CNSearch 1.5.1
Structure
The structure and semantics of '/robots.txt" are as follows:
The file must contain one or several records separated by one or several lines (ending with CR, CR/NL, or NL). Each record must contain lines: "<field>:<optional_space><value><optional_space>".
Field <field> is register-independent.
Comments can be included in usual UNIX way: symbol '#' denotes start of a comment, end of line denotes end of a comment.
A record should start with one or more 'User-Agent' lines followed by one or more 'Disallow' lines. Unrecognized lines are ignored.
User-Agent:
- Value of this field must be the name of a search robot. Access rights for the robot are set up in this record;
- Though the standard allows indicating names of several robots, CNSearch recognizes only one, because method of separating names of robots, described in the standard, is not realized in the system.
- Upper or lower-case letters are equal;
- If value of this field is '*', then access rights set up in the record are valid for any search robot requested '/robots.txt' file.
Disallow:
- Value of this field must be a partial URL which should not be indexed. Path to the file must be full or partial.
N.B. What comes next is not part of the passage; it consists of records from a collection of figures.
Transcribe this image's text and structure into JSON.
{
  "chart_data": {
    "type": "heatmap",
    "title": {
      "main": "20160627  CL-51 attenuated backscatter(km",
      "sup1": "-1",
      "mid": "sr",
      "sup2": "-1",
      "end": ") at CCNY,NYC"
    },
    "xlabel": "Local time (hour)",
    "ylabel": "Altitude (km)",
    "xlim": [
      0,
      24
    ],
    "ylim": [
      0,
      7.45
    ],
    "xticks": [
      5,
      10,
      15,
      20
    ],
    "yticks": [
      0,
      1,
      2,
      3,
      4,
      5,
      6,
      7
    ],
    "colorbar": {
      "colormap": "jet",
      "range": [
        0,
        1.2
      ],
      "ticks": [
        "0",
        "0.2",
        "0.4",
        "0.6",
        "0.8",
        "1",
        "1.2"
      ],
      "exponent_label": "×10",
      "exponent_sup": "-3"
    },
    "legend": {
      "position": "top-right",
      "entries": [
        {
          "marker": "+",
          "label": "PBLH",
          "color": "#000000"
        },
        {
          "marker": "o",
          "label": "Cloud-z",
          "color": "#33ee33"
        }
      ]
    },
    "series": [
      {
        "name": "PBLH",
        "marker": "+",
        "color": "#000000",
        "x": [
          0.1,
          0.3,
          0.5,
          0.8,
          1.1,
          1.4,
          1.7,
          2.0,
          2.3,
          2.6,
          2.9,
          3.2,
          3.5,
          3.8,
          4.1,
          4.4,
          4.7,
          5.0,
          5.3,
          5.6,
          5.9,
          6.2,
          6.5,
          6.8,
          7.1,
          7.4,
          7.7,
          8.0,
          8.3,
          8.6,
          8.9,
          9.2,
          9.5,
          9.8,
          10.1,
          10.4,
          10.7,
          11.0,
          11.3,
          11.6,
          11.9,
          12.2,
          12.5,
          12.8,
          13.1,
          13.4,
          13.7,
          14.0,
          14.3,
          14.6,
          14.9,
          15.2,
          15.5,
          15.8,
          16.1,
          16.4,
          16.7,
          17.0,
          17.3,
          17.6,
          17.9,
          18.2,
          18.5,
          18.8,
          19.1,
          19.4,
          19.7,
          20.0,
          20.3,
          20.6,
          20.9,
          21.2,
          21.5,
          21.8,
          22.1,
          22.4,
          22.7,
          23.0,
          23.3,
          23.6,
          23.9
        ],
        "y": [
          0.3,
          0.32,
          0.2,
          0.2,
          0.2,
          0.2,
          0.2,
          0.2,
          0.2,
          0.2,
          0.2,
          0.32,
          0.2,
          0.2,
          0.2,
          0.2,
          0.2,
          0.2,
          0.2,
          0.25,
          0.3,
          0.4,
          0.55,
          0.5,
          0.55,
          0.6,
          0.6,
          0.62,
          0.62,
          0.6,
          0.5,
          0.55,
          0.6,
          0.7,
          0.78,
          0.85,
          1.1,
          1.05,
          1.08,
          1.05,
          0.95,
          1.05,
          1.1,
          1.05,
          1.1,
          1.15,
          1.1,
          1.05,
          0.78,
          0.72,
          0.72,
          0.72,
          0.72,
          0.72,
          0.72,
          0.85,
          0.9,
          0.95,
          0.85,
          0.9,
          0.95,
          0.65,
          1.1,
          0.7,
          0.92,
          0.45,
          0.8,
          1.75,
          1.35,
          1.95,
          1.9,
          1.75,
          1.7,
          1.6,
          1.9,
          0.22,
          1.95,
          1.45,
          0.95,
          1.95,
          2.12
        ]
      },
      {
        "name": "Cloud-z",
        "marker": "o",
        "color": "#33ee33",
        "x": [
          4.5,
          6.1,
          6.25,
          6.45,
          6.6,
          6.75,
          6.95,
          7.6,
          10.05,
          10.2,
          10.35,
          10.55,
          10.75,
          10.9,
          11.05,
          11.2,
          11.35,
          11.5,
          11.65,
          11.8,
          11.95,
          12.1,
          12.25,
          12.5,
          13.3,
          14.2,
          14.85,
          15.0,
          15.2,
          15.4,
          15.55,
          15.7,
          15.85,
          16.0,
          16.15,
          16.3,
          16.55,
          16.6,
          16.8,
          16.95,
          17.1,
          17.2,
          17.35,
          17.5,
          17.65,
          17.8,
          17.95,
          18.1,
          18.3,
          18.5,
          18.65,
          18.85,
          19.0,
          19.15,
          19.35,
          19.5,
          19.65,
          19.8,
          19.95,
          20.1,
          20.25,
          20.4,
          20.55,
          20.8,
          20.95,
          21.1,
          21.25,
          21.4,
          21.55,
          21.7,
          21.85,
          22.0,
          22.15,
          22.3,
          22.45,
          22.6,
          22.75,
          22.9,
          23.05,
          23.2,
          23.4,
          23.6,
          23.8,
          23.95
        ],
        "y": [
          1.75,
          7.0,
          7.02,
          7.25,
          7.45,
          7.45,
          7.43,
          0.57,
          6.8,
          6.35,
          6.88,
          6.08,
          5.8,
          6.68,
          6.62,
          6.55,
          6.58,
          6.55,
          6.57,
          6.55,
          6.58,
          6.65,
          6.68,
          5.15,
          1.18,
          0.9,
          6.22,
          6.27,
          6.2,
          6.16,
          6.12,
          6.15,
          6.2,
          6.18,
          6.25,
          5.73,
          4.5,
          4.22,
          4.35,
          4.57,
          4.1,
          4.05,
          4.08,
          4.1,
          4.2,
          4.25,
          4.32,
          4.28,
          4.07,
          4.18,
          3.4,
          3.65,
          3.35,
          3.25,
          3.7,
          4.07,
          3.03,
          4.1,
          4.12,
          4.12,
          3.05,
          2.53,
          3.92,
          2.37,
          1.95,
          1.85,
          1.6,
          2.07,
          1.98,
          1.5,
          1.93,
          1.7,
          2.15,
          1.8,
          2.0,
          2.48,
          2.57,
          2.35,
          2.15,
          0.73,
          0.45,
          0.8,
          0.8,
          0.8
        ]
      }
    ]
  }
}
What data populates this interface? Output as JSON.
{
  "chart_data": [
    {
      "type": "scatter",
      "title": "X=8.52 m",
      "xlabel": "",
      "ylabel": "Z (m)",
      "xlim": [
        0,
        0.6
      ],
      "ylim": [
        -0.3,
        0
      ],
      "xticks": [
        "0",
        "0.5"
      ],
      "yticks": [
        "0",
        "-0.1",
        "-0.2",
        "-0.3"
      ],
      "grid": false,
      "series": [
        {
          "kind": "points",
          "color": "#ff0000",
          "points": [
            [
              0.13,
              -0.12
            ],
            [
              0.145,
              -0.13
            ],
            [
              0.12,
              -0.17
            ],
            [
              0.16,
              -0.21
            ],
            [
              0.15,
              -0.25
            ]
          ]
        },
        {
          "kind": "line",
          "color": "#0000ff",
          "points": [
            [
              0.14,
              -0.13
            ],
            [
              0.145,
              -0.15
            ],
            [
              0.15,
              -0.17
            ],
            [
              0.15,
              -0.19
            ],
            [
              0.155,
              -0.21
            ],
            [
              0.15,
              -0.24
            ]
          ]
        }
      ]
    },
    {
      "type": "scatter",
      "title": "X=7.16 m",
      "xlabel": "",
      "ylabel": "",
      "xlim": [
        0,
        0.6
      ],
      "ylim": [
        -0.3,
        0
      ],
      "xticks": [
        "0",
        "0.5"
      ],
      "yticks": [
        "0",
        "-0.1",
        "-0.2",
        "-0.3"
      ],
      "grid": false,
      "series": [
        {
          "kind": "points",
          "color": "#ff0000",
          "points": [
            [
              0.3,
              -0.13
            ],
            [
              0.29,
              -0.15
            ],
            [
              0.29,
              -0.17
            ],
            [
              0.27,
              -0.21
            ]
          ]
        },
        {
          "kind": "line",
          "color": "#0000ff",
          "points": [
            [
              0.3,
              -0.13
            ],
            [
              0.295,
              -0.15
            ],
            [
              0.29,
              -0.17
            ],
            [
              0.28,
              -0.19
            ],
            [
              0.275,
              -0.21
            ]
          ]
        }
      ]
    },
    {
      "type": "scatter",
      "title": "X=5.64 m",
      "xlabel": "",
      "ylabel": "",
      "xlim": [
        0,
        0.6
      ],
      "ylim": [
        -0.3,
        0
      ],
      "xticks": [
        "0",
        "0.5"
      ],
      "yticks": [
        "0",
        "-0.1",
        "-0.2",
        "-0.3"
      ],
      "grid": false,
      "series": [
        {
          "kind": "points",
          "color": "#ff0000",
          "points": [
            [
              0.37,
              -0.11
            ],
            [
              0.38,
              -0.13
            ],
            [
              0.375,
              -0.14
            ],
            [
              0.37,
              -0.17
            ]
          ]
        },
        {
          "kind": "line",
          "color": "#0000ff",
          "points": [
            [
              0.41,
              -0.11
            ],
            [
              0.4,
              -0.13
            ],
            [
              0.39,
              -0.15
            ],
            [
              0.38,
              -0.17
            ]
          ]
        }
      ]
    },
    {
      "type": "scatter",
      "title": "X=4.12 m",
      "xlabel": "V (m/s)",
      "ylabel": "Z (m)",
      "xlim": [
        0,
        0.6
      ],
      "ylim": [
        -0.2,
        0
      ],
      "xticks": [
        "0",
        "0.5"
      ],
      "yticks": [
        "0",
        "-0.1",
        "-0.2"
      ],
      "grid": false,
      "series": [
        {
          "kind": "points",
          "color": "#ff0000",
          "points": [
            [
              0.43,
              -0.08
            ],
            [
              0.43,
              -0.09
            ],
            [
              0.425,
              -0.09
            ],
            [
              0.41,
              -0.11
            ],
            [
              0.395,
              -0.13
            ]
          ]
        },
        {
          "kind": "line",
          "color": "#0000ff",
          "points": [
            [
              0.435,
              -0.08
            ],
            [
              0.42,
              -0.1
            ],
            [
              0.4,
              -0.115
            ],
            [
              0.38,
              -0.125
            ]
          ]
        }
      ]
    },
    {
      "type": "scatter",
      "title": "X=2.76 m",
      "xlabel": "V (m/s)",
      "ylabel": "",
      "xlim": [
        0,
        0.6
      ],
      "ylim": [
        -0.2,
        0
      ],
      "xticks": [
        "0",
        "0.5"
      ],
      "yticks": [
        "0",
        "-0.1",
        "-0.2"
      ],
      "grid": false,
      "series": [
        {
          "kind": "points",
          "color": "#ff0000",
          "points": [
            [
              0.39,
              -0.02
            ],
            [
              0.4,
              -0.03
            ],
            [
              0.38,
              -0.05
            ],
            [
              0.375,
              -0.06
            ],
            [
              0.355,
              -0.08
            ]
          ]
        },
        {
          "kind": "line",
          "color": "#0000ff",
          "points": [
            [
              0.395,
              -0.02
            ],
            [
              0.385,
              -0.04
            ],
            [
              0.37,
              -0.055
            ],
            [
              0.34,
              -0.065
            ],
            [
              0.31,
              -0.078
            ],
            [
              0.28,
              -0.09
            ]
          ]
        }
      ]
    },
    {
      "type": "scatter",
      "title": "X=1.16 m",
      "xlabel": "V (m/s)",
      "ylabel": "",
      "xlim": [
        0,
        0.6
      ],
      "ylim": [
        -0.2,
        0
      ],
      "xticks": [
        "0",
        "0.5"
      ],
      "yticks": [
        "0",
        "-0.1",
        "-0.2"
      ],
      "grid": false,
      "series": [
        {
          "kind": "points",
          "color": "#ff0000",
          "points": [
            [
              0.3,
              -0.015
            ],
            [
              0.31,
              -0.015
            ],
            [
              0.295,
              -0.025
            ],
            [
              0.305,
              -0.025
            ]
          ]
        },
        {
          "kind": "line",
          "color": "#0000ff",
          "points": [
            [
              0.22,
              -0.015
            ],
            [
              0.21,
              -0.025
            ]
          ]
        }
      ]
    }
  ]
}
For example, 'Disallow: /help' denies access both to '/help.html' and '/help/index.html', while 'Disallow: /help/' denies access to '/help/index.html' only.
- Any record must contain at least one 'User-Agent' line and one 'Disallow' line.
If '/robots.txt' is empty, do not correspond to the above-mentioned structure and semantics or is missing, then search robots act according to their settings.